On Monday, Deborah Hersman, head of the National Transportation Safety Board, said that the plane was traveling at about 154 mph -- just below its target speed for landing -- when it was still about 500 feet up in the air, according to the flight data recorder.

She said the throttles began to move forward eight seconds prior to impact when the plane was traveling at about 129 mph. Three seconds before impact, the engines were at 50 percent power and gaining power, and traveling at about 118.5 mph. The air speed at impact was about 122 mph.

Hersman stressed the information on the recorder still needed to be validated and cross-checked with other information.

Lee Kang-kuk was undergoing training for 777s but was an experienced pilot with almost 10,000 hours’ flying time. His supervisor was making his first flight as a trainer.

Choi, the South Korean official, said investigators planned to talk to two other pilots on the flight and air controllers on Tuesday.

Landing is part of the training program and it is common practice for pilots in training to land under supervision as part of the type certification process.

Jung Yun-sick, a former Asiana pilot and now a professor at Jungwon University, told Reuters that any new measures were unlikely to increase the number of training hours for pilots trying to shift to a new aircraft.
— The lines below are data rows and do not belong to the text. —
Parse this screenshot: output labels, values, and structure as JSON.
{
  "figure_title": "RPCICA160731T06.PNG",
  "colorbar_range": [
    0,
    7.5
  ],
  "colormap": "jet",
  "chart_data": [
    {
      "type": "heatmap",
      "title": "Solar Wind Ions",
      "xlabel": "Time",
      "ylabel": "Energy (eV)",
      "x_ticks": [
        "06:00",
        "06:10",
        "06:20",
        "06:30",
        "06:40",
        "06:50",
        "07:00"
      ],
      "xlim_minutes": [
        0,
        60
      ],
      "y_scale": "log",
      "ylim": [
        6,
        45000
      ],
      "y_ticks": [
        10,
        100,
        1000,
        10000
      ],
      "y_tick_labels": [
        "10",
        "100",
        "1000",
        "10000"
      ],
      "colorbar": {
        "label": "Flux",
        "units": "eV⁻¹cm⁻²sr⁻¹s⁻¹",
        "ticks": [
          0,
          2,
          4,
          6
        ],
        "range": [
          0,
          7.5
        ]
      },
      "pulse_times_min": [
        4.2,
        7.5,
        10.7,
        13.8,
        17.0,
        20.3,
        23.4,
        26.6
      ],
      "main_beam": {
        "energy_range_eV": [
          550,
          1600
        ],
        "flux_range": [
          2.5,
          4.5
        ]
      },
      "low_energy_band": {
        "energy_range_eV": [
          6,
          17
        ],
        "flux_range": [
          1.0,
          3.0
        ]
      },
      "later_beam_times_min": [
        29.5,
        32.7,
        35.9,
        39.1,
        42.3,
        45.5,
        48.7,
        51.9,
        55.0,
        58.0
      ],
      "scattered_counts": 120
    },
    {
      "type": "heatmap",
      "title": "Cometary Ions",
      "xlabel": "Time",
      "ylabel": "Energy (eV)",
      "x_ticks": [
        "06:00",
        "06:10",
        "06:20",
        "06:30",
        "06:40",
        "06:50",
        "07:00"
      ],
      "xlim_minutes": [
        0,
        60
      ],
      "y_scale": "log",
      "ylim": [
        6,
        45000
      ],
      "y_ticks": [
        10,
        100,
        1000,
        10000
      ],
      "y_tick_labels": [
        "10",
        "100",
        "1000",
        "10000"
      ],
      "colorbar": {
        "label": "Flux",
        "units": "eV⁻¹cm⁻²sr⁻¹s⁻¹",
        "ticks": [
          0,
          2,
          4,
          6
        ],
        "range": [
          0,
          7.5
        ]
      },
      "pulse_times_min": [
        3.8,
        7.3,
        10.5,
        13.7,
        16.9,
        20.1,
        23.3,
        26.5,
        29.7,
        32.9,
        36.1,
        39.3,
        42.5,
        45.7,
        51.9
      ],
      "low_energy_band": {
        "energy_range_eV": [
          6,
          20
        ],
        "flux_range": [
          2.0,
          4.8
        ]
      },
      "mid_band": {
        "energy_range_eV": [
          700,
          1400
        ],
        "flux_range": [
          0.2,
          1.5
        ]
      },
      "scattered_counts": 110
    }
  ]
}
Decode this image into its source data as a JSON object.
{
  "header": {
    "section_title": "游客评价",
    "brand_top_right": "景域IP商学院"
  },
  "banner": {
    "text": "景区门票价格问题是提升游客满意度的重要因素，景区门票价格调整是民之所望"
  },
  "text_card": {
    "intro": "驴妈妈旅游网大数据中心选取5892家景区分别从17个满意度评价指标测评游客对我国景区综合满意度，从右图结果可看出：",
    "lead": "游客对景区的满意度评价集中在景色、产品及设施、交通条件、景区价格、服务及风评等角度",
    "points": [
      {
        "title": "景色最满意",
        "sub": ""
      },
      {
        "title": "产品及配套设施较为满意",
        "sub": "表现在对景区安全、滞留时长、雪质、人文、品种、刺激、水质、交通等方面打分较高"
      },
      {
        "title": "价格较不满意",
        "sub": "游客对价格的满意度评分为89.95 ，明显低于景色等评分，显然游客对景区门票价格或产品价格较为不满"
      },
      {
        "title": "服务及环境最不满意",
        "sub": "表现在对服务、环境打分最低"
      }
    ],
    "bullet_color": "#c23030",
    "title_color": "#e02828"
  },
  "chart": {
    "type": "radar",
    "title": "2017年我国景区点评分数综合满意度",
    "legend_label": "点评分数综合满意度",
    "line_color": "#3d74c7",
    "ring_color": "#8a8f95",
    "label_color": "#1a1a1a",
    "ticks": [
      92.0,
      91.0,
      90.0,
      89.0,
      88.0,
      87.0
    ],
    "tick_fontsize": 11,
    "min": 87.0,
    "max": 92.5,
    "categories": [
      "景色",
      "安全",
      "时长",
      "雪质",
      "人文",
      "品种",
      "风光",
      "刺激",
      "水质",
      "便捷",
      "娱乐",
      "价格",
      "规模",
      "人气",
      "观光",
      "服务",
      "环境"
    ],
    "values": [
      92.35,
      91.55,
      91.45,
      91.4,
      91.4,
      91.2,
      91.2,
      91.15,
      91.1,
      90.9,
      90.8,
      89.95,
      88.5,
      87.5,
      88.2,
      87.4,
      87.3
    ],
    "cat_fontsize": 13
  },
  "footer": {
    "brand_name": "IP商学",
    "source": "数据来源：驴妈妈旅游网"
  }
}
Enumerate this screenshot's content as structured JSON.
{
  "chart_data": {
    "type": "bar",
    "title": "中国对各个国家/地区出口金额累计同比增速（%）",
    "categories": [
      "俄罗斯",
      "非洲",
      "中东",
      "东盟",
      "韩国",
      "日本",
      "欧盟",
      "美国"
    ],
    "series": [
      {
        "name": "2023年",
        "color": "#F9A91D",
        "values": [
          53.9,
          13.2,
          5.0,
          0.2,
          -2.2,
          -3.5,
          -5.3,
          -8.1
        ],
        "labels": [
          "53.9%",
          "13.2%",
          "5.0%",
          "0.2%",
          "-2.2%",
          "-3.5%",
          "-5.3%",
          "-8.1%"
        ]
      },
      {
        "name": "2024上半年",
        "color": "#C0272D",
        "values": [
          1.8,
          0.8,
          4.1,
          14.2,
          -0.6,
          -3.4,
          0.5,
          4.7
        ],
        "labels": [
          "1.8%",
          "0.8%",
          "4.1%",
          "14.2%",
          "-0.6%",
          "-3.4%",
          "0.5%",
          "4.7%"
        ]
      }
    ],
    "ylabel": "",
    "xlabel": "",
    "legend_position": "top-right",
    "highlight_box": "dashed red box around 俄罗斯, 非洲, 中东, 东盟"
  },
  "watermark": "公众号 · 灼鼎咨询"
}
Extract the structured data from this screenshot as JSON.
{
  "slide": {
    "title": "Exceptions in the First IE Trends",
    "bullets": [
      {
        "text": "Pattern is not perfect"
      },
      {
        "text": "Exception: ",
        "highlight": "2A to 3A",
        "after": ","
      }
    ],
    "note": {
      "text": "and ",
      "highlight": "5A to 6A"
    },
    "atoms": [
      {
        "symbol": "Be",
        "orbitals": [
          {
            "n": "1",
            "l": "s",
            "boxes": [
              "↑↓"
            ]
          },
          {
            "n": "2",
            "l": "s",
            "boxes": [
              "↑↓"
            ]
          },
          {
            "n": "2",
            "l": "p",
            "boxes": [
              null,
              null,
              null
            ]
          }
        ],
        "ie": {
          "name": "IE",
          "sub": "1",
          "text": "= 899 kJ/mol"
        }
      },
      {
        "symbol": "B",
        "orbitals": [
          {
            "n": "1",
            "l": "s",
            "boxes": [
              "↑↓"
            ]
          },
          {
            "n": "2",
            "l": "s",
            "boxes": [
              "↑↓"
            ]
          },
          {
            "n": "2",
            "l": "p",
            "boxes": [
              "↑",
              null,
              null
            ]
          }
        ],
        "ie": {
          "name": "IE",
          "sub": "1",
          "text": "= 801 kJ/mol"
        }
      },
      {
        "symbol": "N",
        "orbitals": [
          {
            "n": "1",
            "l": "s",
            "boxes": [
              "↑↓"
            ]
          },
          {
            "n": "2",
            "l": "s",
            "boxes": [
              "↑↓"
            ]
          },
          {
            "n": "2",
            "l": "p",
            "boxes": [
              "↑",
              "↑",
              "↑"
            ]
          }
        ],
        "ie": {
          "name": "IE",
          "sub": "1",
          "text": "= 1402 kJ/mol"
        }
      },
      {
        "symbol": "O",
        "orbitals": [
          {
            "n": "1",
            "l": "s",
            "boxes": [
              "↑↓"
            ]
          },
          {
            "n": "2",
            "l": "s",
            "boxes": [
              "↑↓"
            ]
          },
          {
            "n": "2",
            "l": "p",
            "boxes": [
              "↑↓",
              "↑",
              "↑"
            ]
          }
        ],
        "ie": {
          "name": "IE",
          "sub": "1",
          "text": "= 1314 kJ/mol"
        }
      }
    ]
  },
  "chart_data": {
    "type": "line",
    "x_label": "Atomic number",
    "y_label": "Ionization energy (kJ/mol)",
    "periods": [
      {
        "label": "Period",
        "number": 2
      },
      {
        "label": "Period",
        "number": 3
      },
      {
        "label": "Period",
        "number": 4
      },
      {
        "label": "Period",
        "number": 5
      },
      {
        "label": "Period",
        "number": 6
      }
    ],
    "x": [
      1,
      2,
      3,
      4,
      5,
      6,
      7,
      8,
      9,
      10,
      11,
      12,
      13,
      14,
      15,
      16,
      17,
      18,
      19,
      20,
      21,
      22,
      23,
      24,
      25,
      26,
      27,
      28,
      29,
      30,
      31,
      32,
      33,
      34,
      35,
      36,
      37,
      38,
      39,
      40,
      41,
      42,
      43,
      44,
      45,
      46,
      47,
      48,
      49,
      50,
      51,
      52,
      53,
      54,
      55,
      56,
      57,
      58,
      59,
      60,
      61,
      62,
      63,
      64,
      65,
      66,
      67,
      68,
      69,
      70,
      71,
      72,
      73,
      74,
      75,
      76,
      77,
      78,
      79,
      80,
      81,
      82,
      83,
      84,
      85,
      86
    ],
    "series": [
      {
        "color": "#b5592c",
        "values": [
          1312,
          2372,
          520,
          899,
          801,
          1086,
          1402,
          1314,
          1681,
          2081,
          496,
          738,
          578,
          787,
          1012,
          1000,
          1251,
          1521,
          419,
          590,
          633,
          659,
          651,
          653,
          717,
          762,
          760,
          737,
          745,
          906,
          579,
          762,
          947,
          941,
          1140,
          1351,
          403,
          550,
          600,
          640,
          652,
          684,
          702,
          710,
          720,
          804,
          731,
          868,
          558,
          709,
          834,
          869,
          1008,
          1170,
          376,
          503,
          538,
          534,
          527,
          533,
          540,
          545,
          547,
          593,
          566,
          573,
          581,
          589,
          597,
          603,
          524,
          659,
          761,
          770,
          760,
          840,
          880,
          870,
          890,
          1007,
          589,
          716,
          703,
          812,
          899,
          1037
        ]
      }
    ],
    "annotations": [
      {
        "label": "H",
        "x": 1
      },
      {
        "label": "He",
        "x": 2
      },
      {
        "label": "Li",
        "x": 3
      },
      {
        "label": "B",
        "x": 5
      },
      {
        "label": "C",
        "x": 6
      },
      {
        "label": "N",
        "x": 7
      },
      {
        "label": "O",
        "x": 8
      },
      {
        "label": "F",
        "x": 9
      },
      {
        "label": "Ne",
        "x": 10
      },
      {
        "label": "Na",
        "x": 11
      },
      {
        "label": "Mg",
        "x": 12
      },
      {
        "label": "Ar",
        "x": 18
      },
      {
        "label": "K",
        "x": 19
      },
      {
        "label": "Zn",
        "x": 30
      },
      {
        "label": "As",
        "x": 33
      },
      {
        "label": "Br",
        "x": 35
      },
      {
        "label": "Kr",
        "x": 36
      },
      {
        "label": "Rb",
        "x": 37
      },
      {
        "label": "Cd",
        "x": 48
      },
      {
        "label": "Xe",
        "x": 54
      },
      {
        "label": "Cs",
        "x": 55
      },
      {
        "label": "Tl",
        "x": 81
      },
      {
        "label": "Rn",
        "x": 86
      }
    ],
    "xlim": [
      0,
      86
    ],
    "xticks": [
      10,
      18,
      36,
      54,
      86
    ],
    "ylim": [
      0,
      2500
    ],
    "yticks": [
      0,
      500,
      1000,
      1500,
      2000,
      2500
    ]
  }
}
"The requirement used to be 60 flights of a total of 100 hours some 15 years ago when I was with Asiana," he said, the same as it is now. "It was quite intensive at the time as they didn't have much data on what is really appropriate level of training. But now they have enough data for this and the current level is what is generally accepted globally."

Former NTSB managing director Peter Goelz told The Associated Press that there was a possibility a license could be revoked, or fines or penalties issued.

"The FAA will take a look at this going down the road and see if there were any egregious violations," he said.

As for the interviews, "The reality is this is not going to be an interrogation," he said.

"The NTSB will ask them to tell us in your own words what was going on. The investigators will have some advantage, they'll have some information from voice recorder. But it's not a cross examination, it's an effort to understand what the pilot remembers and what he remembers saying and doing,” Goelz said.

"I think this accident is going to go down as a textbook case study on what they call Cockpit Resource Managements, which is a fancy way of saying how the pilots talk to each other and identify solutions,"

He said it was very helpful, and not all that common after a major crash, to have pilots to interview. "It's always good to have survivors," he said.

South Korea officials said 39 people remained hospitalized in seven different hospitals in San Francisco.

The flight originated in Shanghai, China, and stopped over in Seoul, South Korea, before making the nearly 11-hour trip to San Francisco.

The two teenagers who died, Wang Linjia and Ye Mengyuan, were Chinese girls on their way to a Christian summer camp in the United States. Authorities are investigating whether a fire truck ran over one of them as it raced to help.

The father of Ye Mengyuan, who identified himself only as Mr. Ye, confronted Yoon at Incheon Airport in Seoul in a moment caught on camera by Reuters.

“I am very dissatisfied (with Asiana's efforts). We're meeting with this sort of problems at the very start, very dissatisfied,” Ye’s father told Yoon.

“I offer an apology to families shocked by the sudden accident,” Yoon replied. Yoon shook hands with him and patted his back during the exchange.

Reuters and The Associated Press contributed to this report.